La vulnerabilidad en cuestión es CVE-2026-29014 (Puntuación CVSS: 9,8), una falla de inyección de código que podría resultar en la ejecución de código arbitrario.
«Las versiones 7.9, 8.0 y 8.1 de MetInfo CMS contienen una vulnerabilidad de inyección de código PHP no autenticado que permite a atacantes remotos ejecutar código arbitrario enviando solicitudes diseñadas con código PHP malicioso», según la Base de datos nacional de vulnerabilidades (NVD) del NIST. estados.
«Los atacantes pueden aprovechar una neutralización de entrada insuficiente en la ruta de ejecución para lograr la ejecución remota del código y obtener control total sobre el servidor afectado».
Según el investigador de seguridad Egidio Romano, quien descubierto Debido a la vulnerabilidad, el problema tiene su origen en el script «/app/system/weixin/include/class/weixinreply.class.php» y surge de una falta de desinfección adecuada de la entrada proporcionada por el usuario al emitir solicitudes de API de Weixin (también conocido como WeChat).
Como resultado, atacantes remotos y no autenticados podrían aprovechar esta laguna para inyectar y ejecutar código PHP arbitrario.

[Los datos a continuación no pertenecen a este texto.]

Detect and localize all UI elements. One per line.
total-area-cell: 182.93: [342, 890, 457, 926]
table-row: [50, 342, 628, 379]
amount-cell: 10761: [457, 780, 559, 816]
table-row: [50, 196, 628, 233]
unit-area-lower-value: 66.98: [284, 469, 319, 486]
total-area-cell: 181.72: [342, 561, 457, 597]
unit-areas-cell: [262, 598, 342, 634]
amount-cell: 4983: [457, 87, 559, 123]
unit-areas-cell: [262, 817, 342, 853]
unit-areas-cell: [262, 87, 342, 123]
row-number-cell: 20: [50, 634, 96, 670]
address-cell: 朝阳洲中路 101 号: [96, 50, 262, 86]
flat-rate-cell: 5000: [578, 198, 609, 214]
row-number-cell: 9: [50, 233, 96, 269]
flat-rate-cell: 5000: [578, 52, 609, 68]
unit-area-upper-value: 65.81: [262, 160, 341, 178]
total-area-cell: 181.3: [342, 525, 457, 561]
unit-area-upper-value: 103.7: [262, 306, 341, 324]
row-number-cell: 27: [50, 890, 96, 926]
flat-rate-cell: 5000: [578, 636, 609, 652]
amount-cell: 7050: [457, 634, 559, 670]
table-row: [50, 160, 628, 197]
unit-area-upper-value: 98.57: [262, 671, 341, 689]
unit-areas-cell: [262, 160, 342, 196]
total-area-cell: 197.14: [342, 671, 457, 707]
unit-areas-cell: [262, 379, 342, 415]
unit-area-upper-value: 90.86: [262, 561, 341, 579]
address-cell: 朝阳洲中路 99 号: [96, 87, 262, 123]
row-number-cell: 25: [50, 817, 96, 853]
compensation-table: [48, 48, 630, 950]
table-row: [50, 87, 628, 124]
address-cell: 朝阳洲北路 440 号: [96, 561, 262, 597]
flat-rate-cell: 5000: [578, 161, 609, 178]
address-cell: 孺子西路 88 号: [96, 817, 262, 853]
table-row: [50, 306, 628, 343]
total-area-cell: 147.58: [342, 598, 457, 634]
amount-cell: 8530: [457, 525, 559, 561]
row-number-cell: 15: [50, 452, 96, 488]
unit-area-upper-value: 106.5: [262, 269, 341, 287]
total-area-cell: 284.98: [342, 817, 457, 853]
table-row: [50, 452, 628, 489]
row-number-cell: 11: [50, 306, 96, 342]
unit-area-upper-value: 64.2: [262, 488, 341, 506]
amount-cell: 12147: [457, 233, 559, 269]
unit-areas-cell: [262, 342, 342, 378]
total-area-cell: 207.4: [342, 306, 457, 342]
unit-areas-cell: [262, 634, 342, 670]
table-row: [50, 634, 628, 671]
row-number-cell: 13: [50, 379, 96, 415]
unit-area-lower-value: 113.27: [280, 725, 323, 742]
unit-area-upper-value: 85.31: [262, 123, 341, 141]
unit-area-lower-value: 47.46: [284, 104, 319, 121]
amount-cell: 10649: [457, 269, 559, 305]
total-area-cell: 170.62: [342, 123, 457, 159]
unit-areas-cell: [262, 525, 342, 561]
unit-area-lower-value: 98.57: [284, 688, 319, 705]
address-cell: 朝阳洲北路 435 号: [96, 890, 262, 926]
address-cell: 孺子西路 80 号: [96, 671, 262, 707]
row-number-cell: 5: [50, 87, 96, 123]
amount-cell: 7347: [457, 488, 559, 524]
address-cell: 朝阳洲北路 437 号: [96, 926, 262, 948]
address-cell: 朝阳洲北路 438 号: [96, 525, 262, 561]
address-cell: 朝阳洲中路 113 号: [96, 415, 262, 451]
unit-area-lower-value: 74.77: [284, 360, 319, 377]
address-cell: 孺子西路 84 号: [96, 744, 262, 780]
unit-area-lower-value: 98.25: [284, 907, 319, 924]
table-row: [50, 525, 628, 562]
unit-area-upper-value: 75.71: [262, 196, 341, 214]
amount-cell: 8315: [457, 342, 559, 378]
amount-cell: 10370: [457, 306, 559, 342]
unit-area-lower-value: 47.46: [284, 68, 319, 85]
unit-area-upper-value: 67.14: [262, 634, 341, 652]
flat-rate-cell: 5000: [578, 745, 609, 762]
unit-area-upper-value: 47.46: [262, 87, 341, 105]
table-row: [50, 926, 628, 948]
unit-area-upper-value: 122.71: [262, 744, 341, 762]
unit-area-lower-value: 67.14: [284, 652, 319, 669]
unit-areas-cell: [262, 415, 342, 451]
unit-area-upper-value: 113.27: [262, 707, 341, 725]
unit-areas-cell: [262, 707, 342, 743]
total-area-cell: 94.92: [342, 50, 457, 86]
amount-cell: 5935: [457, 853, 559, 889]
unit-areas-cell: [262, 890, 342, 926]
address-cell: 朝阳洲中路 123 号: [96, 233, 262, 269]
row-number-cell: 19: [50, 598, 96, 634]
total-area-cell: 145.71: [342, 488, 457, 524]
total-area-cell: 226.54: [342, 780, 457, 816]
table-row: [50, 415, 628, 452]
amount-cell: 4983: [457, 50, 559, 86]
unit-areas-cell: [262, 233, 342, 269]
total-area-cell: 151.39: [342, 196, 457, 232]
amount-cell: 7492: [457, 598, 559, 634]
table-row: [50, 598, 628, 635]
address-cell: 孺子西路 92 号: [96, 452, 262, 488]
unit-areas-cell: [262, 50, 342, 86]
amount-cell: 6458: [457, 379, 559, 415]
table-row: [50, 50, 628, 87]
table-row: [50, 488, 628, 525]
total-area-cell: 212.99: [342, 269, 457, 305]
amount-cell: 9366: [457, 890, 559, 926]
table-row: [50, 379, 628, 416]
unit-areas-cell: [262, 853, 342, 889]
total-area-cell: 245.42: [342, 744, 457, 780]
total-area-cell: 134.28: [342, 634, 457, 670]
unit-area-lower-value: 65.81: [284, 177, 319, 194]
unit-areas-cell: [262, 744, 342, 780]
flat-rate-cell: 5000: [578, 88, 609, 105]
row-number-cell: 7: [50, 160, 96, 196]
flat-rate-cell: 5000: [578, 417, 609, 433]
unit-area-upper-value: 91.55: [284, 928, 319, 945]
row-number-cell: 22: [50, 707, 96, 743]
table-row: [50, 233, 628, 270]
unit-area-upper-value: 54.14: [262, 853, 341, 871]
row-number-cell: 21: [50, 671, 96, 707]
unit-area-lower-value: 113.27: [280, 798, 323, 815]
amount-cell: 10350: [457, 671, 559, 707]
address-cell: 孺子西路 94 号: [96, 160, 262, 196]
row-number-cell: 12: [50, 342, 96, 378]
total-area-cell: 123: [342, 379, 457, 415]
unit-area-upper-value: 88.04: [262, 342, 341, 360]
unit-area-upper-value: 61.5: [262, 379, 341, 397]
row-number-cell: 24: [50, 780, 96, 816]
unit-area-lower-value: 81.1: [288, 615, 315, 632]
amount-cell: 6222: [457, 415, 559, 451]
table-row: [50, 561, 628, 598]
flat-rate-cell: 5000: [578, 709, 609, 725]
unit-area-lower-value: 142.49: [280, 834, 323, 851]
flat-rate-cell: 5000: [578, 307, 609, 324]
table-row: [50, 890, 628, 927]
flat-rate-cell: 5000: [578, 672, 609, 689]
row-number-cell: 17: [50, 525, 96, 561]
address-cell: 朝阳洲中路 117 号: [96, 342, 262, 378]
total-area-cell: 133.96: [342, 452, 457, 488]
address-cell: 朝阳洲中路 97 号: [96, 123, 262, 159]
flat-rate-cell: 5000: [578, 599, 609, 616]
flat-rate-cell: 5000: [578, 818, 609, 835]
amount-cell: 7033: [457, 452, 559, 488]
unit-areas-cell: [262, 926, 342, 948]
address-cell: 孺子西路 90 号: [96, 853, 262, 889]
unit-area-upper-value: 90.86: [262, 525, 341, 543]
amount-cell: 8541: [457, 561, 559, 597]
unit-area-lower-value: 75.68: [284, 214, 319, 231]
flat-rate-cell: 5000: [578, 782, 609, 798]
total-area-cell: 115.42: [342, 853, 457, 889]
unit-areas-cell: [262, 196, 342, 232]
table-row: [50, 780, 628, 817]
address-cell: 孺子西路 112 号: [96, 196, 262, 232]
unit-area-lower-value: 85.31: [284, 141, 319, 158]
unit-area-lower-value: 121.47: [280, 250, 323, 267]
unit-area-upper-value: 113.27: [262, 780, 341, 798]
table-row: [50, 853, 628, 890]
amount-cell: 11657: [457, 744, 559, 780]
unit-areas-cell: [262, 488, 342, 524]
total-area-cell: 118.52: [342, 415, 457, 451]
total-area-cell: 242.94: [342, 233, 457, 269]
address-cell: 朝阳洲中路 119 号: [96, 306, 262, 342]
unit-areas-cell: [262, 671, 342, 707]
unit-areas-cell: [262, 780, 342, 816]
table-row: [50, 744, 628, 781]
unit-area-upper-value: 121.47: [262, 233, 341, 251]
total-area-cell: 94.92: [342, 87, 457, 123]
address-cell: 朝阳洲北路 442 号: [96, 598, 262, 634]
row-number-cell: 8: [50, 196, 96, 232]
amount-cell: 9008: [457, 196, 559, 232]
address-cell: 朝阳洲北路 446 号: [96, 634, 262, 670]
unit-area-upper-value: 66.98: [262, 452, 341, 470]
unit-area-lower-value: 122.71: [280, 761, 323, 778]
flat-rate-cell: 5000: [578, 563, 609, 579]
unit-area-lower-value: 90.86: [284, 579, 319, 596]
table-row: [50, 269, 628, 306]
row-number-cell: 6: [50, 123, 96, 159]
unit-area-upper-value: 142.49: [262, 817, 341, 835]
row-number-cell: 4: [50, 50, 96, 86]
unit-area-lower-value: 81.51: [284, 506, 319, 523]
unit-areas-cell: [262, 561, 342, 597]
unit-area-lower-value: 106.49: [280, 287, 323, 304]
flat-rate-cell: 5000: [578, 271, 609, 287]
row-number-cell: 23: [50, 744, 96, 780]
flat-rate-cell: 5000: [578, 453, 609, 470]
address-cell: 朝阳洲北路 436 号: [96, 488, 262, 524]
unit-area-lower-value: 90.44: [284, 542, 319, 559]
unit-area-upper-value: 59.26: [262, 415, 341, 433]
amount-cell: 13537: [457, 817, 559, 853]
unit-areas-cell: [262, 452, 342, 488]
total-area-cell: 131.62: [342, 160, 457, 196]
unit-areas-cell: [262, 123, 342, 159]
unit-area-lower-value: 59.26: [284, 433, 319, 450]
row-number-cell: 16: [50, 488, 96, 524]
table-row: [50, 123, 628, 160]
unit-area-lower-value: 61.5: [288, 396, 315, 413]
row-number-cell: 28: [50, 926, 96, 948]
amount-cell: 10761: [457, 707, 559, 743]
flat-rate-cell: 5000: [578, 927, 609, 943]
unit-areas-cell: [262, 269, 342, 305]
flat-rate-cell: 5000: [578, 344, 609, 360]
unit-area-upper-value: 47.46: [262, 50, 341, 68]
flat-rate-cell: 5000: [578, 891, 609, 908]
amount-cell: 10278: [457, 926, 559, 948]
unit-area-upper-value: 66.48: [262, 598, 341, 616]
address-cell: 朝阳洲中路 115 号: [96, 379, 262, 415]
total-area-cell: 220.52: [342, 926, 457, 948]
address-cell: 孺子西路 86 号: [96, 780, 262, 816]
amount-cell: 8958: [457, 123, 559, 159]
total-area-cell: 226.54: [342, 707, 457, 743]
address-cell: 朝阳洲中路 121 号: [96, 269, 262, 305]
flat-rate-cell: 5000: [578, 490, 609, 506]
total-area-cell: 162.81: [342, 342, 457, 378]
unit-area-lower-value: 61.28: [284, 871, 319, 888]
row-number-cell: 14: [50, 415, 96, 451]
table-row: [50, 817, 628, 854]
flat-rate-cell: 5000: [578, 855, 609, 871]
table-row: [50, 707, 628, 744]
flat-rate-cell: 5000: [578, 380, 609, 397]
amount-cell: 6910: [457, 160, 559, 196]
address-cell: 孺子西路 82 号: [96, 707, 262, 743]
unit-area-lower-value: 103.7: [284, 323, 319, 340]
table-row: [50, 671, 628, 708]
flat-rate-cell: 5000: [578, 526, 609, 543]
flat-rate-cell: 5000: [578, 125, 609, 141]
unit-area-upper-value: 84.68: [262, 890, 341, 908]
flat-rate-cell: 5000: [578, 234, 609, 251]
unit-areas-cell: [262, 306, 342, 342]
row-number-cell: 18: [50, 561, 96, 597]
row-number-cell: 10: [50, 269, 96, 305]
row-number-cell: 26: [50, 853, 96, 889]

Un requisito previo clave para una explotación exitosa cuando MetInfo se ejecuta en servidores que no son Windows es que el directorio «/cache/weixin/» debe existir de antemano. El directorio se crea al instalar y configurar el complemento oficial de WeChat.
Los parches para CVE-2026-29014 fueron liberado por MetInfo el 7 de abril de 2026. Desde entonces, la vulnerabilidad ha estado bajo explotación a partir del 25 de abril, con una «pequeña cantidad de exploits» implementados contra honeypots susceptibles ubicados en los EE. UU. y Singapur.
Aunque estos esfuerzos fueron inicialmente escasos y asociados con sondeos automatizados, la actividad experimentó un aumento el 1 de mayo de 2026, centrándose en las direcciones IP de China y Hong Kong, Caitlin Condon, vicepresidenta de investigación de seguridad de VulnCheck, dicho. Se puede acceder en línea a hasta 2.000 instancias de MetInfo CMS, la mayoría de las cuales se encuentran en China.